Lasso is a Tel Aviv-based startup that only came out of stealth mode November 20 with $6 million in seed money led by Entrée Capital, with Samsung Next also contributing. The company focuses on cybersecurity for LLMs.

A key Hugging Face asset is its open-source Transformers library, he wrote, which holds more than 500,000 AI models and 250,000 datasets, including the Meta-Llama, Bloom, and Pythia models. The researchers ran into some roadblocks when they started searching for APIs in both Hugging Face and GitHub, but were able to dig deeper through increasingly detailed searches.

They then used the Hugging Face whoami API to ensure the validity of the token and such information as the token’s user and the user’s email, organization memberships, and permissions, and the token’s permissions and privileges, Lanyado wrote.

Lasso researchers also found one other problem. Hugging Face had announced the org_api tokens were deprecated and were blocked in its Python library. However, while the write functionality didn’t work, in some instances the read functionality did, and they were able to download private models with an exposed org_api token, such as with Microsoft.

The company contacted Hugging Face and all the organizations and users involved after running the research. Hugging Face fixed the vulnerability while many of the companies – including Meta, Google, Microsoft, and VMware – revoked the vulnerable tokens and removed the public access token code.

Security is a Shared Responsibility

Lanyado said that while generative AI and LLMs are increasingly critical to businesses’ operations, but organizations should use LLMs with a critical eye to ensure they’re secure.

“Due to LLMs’ advanced capabilities and complexity, they are vulnerable to multiple security concerns, as we showed in our recent research,” he said. “If an LLM is hacked, the attacker could gain access to the data source that it had been trained on, as well as the organization and user’s sensitive information. [It] poses a significant security risk.”

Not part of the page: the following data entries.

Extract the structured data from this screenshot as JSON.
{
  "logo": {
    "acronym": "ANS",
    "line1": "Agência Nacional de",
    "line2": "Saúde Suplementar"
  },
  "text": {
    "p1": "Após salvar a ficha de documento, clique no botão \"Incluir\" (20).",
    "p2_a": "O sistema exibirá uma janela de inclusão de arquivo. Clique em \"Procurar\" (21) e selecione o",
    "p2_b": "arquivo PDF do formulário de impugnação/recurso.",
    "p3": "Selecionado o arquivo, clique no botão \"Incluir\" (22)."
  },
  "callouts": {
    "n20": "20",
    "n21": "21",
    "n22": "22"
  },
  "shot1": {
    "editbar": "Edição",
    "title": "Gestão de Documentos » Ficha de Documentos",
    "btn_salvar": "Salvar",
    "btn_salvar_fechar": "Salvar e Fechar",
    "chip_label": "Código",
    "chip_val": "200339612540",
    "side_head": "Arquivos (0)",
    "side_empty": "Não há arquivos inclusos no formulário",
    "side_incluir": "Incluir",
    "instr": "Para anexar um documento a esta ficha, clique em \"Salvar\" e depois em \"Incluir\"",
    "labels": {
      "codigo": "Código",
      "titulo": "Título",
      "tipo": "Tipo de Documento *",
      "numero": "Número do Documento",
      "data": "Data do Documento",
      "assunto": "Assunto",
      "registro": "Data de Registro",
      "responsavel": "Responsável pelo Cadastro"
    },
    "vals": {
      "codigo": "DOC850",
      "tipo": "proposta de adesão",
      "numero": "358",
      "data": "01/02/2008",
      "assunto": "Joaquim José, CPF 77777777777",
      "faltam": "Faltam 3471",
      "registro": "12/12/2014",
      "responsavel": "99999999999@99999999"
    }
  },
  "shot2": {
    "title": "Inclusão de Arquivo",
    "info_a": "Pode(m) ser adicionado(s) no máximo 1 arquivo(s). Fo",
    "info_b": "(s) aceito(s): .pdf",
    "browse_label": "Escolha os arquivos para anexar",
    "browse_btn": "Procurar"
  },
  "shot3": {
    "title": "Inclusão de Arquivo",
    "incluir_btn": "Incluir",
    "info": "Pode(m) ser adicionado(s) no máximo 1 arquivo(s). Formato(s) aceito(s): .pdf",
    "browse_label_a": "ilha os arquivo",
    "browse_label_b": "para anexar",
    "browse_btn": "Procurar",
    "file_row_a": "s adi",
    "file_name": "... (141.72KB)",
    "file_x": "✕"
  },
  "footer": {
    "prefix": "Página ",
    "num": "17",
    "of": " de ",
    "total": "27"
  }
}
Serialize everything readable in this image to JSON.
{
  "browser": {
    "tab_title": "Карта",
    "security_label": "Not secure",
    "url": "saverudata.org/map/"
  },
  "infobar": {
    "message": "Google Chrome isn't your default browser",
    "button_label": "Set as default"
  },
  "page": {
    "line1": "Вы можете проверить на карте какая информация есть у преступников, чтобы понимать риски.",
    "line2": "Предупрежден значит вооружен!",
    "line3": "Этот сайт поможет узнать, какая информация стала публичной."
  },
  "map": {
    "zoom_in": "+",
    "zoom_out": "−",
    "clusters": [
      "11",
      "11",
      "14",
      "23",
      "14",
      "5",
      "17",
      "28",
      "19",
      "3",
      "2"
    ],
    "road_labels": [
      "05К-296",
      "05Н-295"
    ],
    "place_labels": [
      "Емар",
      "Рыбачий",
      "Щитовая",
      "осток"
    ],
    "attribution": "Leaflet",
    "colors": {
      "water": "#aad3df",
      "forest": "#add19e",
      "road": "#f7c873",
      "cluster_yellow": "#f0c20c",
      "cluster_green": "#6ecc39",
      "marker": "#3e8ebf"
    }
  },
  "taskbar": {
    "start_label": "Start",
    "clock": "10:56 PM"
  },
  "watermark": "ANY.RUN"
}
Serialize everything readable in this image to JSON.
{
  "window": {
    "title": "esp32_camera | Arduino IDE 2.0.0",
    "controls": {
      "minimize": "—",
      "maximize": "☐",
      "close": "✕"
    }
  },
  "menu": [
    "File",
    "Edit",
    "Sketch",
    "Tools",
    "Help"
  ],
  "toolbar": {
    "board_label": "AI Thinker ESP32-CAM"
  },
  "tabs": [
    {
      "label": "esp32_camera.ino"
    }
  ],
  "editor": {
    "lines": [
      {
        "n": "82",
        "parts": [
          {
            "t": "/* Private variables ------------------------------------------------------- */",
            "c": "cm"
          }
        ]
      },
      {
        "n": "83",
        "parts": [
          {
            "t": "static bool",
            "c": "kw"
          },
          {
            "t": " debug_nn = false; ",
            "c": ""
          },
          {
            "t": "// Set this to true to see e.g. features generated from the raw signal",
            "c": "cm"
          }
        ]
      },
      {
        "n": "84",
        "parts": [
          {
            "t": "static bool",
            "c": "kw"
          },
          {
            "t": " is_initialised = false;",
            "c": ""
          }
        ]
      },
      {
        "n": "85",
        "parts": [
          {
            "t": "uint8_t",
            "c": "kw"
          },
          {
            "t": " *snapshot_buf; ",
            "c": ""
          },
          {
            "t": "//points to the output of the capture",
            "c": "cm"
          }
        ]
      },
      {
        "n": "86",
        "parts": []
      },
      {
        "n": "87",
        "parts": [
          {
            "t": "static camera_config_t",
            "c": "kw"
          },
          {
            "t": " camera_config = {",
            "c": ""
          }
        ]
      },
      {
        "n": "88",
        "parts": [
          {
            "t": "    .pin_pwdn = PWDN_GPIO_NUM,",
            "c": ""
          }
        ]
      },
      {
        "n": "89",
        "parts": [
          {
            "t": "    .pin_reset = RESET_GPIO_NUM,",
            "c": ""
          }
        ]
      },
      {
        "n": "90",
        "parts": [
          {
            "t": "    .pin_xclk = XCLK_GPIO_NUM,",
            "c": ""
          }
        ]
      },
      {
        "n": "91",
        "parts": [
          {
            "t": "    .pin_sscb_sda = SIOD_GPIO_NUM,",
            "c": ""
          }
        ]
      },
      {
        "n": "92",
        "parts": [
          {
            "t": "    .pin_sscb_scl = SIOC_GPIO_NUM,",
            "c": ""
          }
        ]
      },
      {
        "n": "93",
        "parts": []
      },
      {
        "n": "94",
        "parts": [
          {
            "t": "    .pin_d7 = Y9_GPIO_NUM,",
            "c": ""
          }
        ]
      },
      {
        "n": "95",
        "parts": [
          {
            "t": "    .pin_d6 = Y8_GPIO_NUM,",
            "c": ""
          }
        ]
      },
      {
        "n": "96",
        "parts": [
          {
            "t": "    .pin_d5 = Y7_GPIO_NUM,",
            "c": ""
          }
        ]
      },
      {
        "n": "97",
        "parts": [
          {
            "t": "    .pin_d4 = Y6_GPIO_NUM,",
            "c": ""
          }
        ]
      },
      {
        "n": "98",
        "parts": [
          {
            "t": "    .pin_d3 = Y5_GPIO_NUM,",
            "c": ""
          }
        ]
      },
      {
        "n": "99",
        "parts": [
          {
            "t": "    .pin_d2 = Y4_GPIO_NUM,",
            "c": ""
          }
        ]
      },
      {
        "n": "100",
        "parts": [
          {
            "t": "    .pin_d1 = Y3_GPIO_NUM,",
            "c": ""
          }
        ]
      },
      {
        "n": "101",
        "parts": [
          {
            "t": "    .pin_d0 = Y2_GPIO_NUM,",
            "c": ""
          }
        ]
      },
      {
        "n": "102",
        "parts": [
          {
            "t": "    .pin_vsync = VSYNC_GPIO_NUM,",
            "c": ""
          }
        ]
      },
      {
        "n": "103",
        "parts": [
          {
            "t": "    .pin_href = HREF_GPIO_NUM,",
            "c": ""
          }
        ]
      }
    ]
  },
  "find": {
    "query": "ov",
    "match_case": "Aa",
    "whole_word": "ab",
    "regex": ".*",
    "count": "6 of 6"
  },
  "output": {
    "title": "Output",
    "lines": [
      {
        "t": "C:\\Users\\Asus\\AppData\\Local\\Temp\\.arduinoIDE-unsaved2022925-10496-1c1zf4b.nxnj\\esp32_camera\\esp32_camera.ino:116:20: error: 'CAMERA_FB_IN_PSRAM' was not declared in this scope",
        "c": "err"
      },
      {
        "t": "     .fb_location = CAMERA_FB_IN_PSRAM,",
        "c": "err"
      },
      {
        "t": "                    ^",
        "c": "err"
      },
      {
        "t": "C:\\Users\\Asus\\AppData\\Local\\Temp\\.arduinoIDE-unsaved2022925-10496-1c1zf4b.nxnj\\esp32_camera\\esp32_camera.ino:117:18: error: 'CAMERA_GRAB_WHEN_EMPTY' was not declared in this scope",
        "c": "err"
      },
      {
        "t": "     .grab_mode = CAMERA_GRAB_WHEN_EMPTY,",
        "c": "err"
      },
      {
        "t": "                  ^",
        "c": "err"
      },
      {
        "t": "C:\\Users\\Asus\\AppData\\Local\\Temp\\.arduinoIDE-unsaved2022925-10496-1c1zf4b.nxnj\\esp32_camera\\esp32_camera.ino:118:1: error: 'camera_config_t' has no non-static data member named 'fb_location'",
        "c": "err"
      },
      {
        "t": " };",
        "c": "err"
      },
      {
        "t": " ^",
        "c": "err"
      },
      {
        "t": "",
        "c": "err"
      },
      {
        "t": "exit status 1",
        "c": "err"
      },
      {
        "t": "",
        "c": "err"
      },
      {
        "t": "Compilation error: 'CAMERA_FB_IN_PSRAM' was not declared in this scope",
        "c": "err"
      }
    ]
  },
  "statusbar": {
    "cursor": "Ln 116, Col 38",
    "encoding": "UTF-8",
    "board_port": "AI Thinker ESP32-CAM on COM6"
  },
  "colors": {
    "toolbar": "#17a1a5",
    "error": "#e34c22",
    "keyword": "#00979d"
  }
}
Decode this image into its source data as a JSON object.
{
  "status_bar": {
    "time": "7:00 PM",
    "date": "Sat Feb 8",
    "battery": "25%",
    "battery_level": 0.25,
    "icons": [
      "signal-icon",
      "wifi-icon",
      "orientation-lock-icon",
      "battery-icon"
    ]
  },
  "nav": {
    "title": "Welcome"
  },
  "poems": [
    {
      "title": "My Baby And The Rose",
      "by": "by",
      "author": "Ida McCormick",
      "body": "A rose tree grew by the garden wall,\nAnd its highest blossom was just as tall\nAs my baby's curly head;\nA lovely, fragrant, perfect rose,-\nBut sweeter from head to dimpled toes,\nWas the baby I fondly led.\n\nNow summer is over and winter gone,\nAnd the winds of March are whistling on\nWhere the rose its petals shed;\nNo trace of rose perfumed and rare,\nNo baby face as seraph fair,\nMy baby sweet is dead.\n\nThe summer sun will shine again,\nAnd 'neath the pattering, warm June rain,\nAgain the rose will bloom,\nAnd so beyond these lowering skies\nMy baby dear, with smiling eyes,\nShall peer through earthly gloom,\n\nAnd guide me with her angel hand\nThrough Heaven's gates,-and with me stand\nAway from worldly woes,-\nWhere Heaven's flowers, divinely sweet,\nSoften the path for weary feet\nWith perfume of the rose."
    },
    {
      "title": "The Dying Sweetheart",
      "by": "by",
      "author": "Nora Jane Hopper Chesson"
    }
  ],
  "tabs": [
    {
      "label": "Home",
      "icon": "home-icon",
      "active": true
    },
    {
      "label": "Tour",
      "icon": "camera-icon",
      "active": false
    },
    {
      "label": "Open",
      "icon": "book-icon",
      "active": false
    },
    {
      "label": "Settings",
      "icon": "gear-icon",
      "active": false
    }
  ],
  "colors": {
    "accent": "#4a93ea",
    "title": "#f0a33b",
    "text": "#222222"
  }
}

He also said developers should understand that Hugging Face and similar platforms aren’t secure enough, so responsibility for security will fall on developers and other users. They also shouldn’t work with hard-coded tokens to avoid having to constantly verify every commit that no tokens or sensitive information is pushed the repositories.

“We also recommend Hugging Face constantly scan for publicly exposed API tokens and revoke them or notify the users and organizations about the exposed tokens,” he said, noting that GitHub uses similar methods with OAuth, GitHub App, and personal access tokens.

Lanyado pointed to other reports about security problems with AI, including Nvidia discovering three flaws in LangChain chains and Rezilion finding dangerous workflow patterns in the LLM open-source ecosystem. In addition, Bishop Fox recently wrote about a critical vulnerability in Ray, an open-source compute framework for AI, while researchers with Google and a few universities outlined a relatively easy way to extract training data from ChatGPT.

All this reinforces the claim that “the field of artificial intelligence is advancing very rapidly yet it remains inadequately secured,” he said.